The twelve-factor application is a methodology for building software as a service. The process was further revised in 2016 by Kevin Hoffman, who added three more tenets, but the title remained.

The idea here is to promote the idea that one team can manage and change one code base and only affect the one service.

The service should rely on itself and not rely on the environment for all dependent packages. A good example of this is a docker container which embeds all packages internally and solely relies on the host for docker hosting technology.

Configuration and credentials should reside in the environment. The environment should dictate - in a transparent way - how the code interacts.

Externalise your configuration and credentials from the service in a secure way like environment variables.

These are resources that the service requires but should be controlled by configuration. A database is an example of a backing service as is another service. BUt the location of the service should be controlled in configuration or some sort. This allows the service to respond to change in location of the dependency in realtime.

The build, release and run process should be treated as distinct stages. Issues that may arise from incorrect application of this tenet for the build stage is works on my machine issues.
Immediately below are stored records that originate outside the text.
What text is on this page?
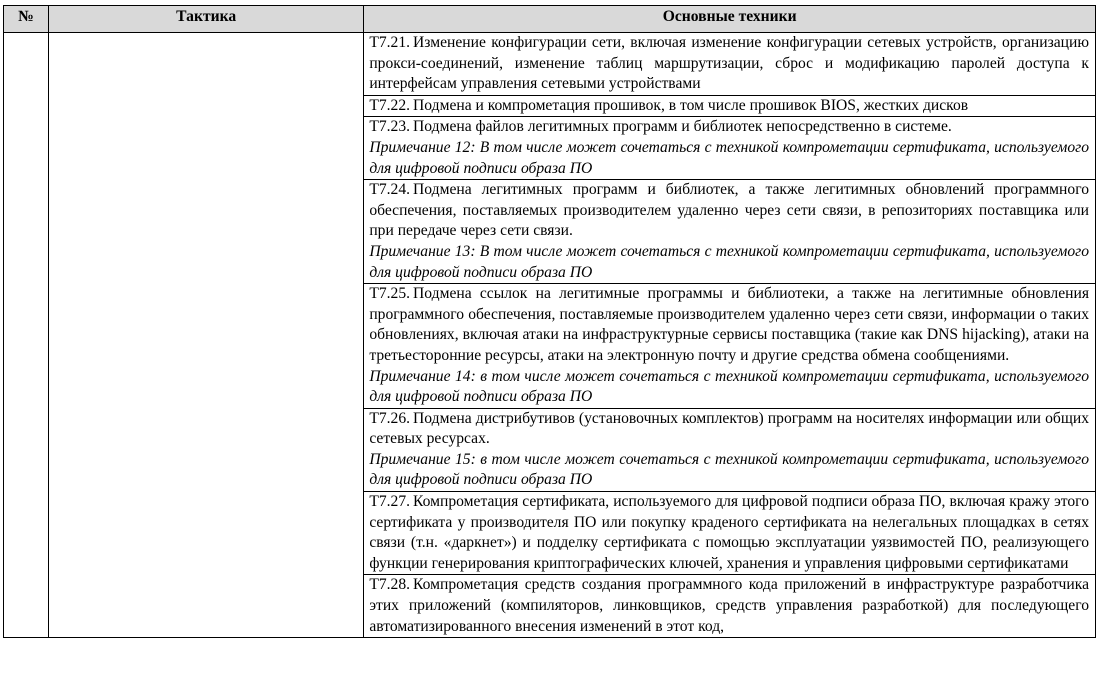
№	Тактика	Основные техники

		Т7.21. Изменение конфигурации сети, включая изменение конфигурации сетевых устройств, организацию прокси-соединений, изменение таблиц маршрутизации, сброс и модификацию паролей доступа к интерфейсам управления сетевыми устройствами

		Т7.22. Подмена и компрометация прошивок, в том числе прошивок BIOS, жестких дисков

		Т7.23. Подмена файлов легитимных программ и библиотек непосредственно в системе.

Примечание 12: В том числе может сочетаться с техникой компрометации сертификата, используемого для цифровой подписи образа ПО

		Т7.24. Подмена легитимных программ и библиотек, а также легитимных обновлений программного обеспечения, поставляемых производителем удаленно через сети связи, в репозиториях поставщика или при передаче через сети связи.

Примечание 13: В том числе может сочетаться с техникой компрометации сертификата, используемого для цифровой подписи образа ПО

		Т7.25. Подмена ссылок на легитимные программы и библиотеки, а также на легитимные обновления программного обеспечения, поставляемые производителем удаленно через сети связи, информации о таких обновлениях, включая атаки на инфраструктурные сервисы поставщика (такие как DNS hijacking), атаки на третьесторонние ресурсы, атаки на электронную почту и другие средства обмена сообщениями.

Примечание 14: в том числе может сочетаться с техникой компрометации сертификата, используемого для цифровой подписи образа ПО

		Т7.26. Подмена дистрибутивов (установочных комплектов) программ на носителях информации или общих сетевых ресурсах.

Примечание 15: в том числе может сочетаться с техникой компрометации сертификата, используемого для цифровой подписи образа ПО

		Т7.27. Компрометация сертификата, используемого для цифровой подписи образа ПО, включая кражу этого сертификата у производителя ПО или покупку краденого сертификата на нелегальных площадках в сетях связи (т.н. «даркнет») и подделку сертификата с помощью эксплуатации уязвимостей ПО, реализующего функции генерирования криптографических ключей, хранения и управления цифровыми сертификатами

		Т7.28. Компрометация средств создания программного кода приложений в инфраструктуре разработчика этих приложений (компиляторов, линковщиков, средств управления разработкой) для последующего автоматизированного внесения изменений в этот код,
Applications should run as a single stateless process. This is to help enable horizontal scalability and elasticity.

Be careful with concepts such as distributed cache. While is ideal to reduce back pressure, it can affect disposability if the initial loading of the cache takes a lot of time. It can also use inordinately large amounts of memory and affect the cost of the setup.

Have the host manage the port binding that is exposed to the consumer. Expose the interfaces and functions over a specific port

The motivation here is to support horizontal scalability which is cheaper and more versatile than vertical scalability e.g. horizontal scalability can span nodes where vertical scalability cannot.

The container should be quick to start up and graceful in its shutdown. This is to ensure that scale up can be achieved rapidly on demand and that on scale down can be achieved in a consistent way.

As production is the environment the service will function, all environments should resemble production as close as possible.

In the same way that every commit should be considered a release candidate, every environment should be able to react as if production.

Logs should be treated as an event stream - a sequence of events emitted from an application in time order. A cloud native application writes all of its logs to stdout and stderr. This enables the cloud provider to redirect this stream to any resource without affecting the service.

In this way, we can direct the stream to multiple different resources for different purposes e.g. analytics, monitoring, alerts, archival

Another advantage of this model is that we can elastically scale the service. Orchestration has the responsibility of managing the containers of work, but the containers themselves have no idea where they are being hosted. If the container was aware of this, then it would require a responsibility on the container to direct its output dependent on its location.

When faced with needing to add an administrative process one should consider whether the process could be avoided by re-architecting the service.

An example of this is an administrative task that is scheduled on a timer. This could be embedded in the service to run every day at a specific time. The issue with this is that if we scale the service up to ten instances, we now have the same administrative task running ten times which is not desirable.

We could instead host an administrative endpoint which could be secured and called on by an external timer managed by a separate operator. This would enable the service to sit behind a load balancer and still be run once.

Alternatively, we may be able to interact with the backing service directly e.g. housekeeping tasks directly on the database.

We should support the concept of autonomous services and teams by providing documented interfaces that other services can use to interact with.

API design and development is a disciplined process and promotes standards or conventions that can assist in standardising integration.

Telemetry supports the goal of observability and covers:

• application performance monitoring (apm)
• domain specific telemetry
• health and system logs

Application performance monitoring may tell an operator how many HTTP requests were made in the last minute. Domain specific telemetry may tell an operator how many items have been purchased in teh past day. Health and system logs may tell an operator how many restarts a service has made, how many times it scaled up or down etc.

Logs are more statements abut the lifecycle of the domain in a code context whereas telemetry is more about the operational metrics for the service.

We should ensure that all endpoints may only be accessed by authorised operators.